'Lost world' of rare species in Highlands' forest

  • Published
Strawberry spider
Image caption,
Dundreggan could hold Scotland's largest population of strawberry spider

A forest in the Highlands holds a "lost world" of rare and endangered spiders, ants and flies, according the charity that owns the woodland.

Forres-based Trees for Life said surveys of the woods on its 10,000-acre Dundreggan Estate in Glen Moriston had uncovered a range of invertebrates.

Finds include strawberry spider, azure hawker dragonfly, juniper shield bug and blood red slave making ants.

Trees for Life bought the estate in a £1.6m deal in 2008.

The land includes some of the last stands of ancient Caledonian Forest.

Trees for Life said strawberry spider, scientific name araneus alsine, has only been recorded seven times in Scotland prior to it being found at Dundreggan.

Image caption,
Larva of monoctenus juniperi, a rare sawfly found in the forest

The charity believed its forest could have the largest population of the spider in Scotland.

Two rare sawflies, prisiphora borea and monoctenus juniperi, have also been identified and are among the UK's rarest invertebrates.

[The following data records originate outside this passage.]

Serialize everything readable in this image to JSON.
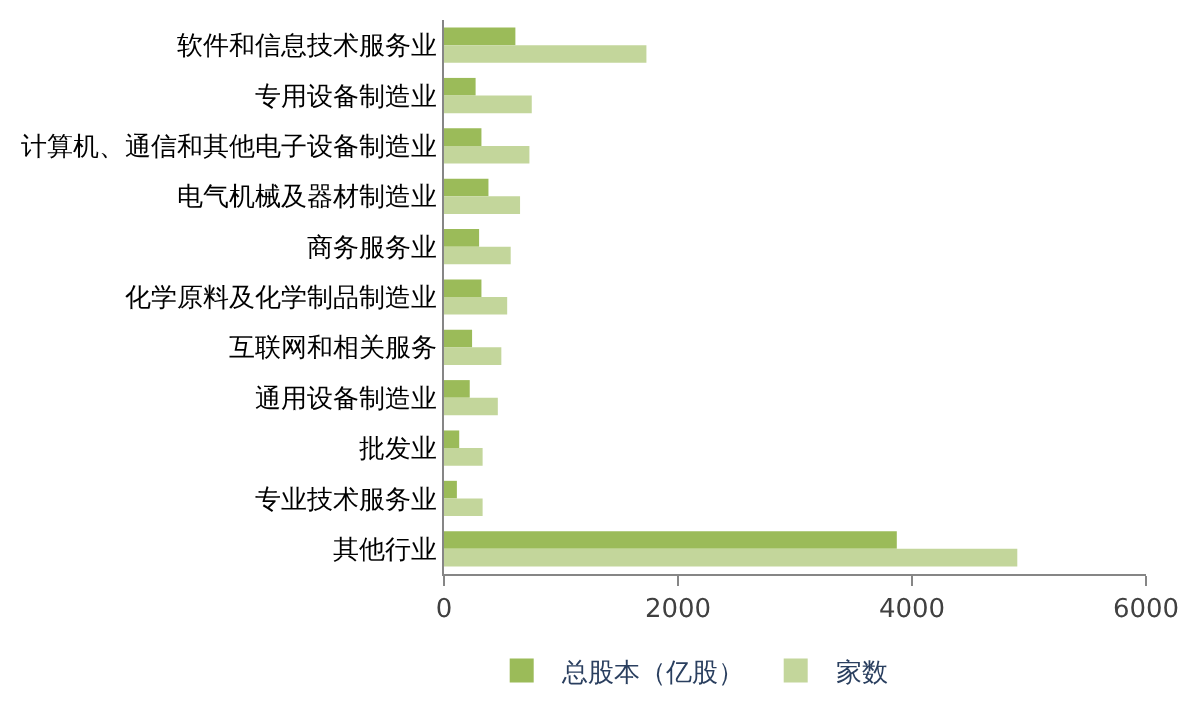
{
  "chart_data": {
    "type": "bar",
    "orientation": "horizontal",
    "categories": [
      "软件和信息技术服务业",
      "专用设备制造业",
      "计算机、通信和其他电子设备制造业",
      "电气机械及器材制造业",
      "商务服务业",
      "化学原料及化学制品制造业",
      "互联网和相关服务",
      "通用设备制造业",
      "批发业",
      "专业技术服务业",
      "其他行业"
    ],
    "series": [
      {
        "name": "总股本（亿股）",
        "color": "#9bbb59",
        "values": [
          610,
          270,
          320,
          380,
          300,
          320,
          240,
          220,
          130,
          110,
          3870
        ]
      },
      {
        "name": "家数",
        "color": "#c3d69b",
        "values": [
          1730,
          750,
          730,
          650,
          570,
          540,
          490,
          460,
          330,
          330,
          4900
        ]
      }
    ],
    "xlim": [
      0,
      6000
    ],
    "xticks": [
      0,
      2000,
      4000,
      6000
    ],
    "legend": "bottom"
  }
}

Alan Watson Featherstone, executive director of Trees for Life, said the list of species had been released to help mark 2010 International Year of Biodiversity.

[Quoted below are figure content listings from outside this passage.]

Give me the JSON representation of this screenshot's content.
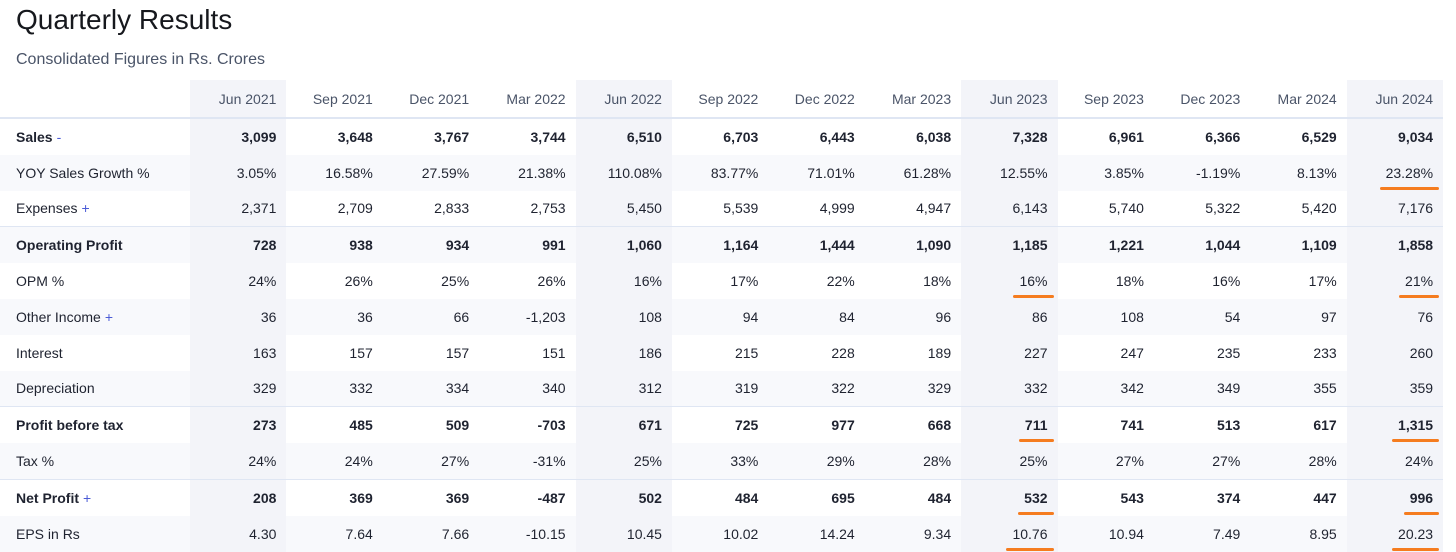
{
  "title": "Quarterly Results",
  "subtitle": "Consolidated Figures in Rs. Crores",
  "table": {
    "columns": [
      "Jun 2021",
      "Sep 2021",
      "Dec 2021",
      "Mar 2022",
      "Jun 2022",
      "Sep 2022",
      "Dec 2022",
      "Mar 2023",
      "Jun 2023",
      "Sep 2023",
      "Dec 2023",
      "Mar 2024",
      "Jun 2024"
    ],
    "shaded_columns": [
      0,
      4,
      8,
      12
    ],
    "rows": [
      {
        "label": "Sales",
        "toggle": "-",
        "bold": true,
        "values": [
          "3,099",
          "3,648",
          "3,767",
          "3,744",
          "6,510",
          "6,703",
          "6,443",
          "6,038",
          "7,328",
          "6,961",
          "6,366",
          "6,529",
          "9,034"
        ]
      },
      {
        "label": "YOY Sales Growth %",
        "bold": false,
        "values": [
          "3.05%",
          "16.58%",
          "27.59%",
          "21.38%",
          "110.08%",
          "83.77%",
          "71.01%",
          "61.28%",
          "12.55%",
          "3.85%",
          "-1.19%",
          "8.13%",
          "23.28%"
        ],
        "underlined_columns": [
          12
        ]
      },
      {
        "label": "Expenses",
        "toggle": "+",
        "bold": false,
        "values": [
          "2,371",
          "2,709",
          "2,833",
          "2,753",
          "5,450",
          "5,539",
          "4,999",
          "4,947",
          "6,143",
          "5,740",
          "5,322",
          "5,420",
          "7,176"
        ]
      },
      {
        "label": "Operating Profit",
        "bold": true,
        "values": [
          "728",
          "938",
          "934",
          "991",
          "1,060",
          "1,164",
          "1,444",
          "1,090",
          "1,185",
          "1,221",
          "1,044",
          "1,109",
          "1,858"
        ]
      },
      {
        "label": "OPM %",
        "bold": false,
        "values": [
          "24%",
          "26%",
          "25%",
          "26%",
          "16%",
          "17%",
          "22%",
          "18%",
          "16%",
          "18%",
          "16%",
          "17%",
          "21%"
        ],
        "underlined_columns": [
          8,
          12
        ]
      },
      {
        "label": "Other Income",
        "toggle": "+",
        "bold": false,
        "values": [
          "36",
          "36",
          "66",
          "-1,203",
          "108",
          "94",
          "84",
          "96",
          "86",
          "108",
          "54",
          "97",
          "76"
        ]
      },
      {
        "label": "Interest",
        "bold": false,
        "values": [
          "163",
          "157",
          "157",
          "151",
          "186",
          "215",
          "228",
          "189",
          "227",
          "247",
          "235",
          "233",
          "260"
        ]
      },
      {
        "label": "Depreciation",
        "bold": false,
        "values": [
          "329",
          "332",
          "334",
          "340",
          "312",
          "319",
          "322",
          "329",
          "332",
          "342",
          "349",
          "355",
          "359"
        ]
      },
      {
        "label": "Profit before tax",
        "bold": true,
        "values": [
          "273",
          "485",
          "509",
          "-703",
          "671",
          "725",
          "977",
          "668",
          "711",
          "741",
          "513",
          "617",
          "1,315"
        ],
        "underlined_columns": [
          8,
          12
        ]
      },
      {
        "label": "Tax %",
        "bold": false,
        "values": [
          "24%",
          "24%",
          "27%",
          "-31%",
          "25%",
          "33%",
          "29%",
          "28%",
          "25%",
          "27%",
          "27%",
          "28%",
          "24%"
        ]
      },
      {
        "label": "Net Profit",
        "toggle": "+",
        "bold": true,
        "values": [
          "208",
          "369",
          "369",
          "-487",
          "502",
          "484",
          "695",
          "484",
          "532",
          "543",
          "374",
          "447",
          "996"
        ],
        "underlined_columns": [
          8,
          12
        ]
      },
      {
        "label": "EPS in Rs",
        "bold": false,
        "values": [
          "4.30",
          "7.64",
          "7.66",
          "-10.15",
          "10.45",
          "10.02",
          "14.24",
          "9.34",
          "10.76",
          "10.94",
          "7.49",
          "8.95",
          "20.23"
        ],
        "underlined_columns": [
          8,
          12
        ]
      }
    ]
  }
}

He said: "The remarkable discoveries at Dundreggan are rapidly establishing its reputation as a 'lost world' for the Highlands, inhabited by an important range of species that are rare or were once thought to be extinct locally.

"Given the loss of biodiversity globally, the richness of life on the estate highlights the importance of on-the-ground conservation projects, and the urgency of restoring Scotland's Caledonian Forest to the Highlands."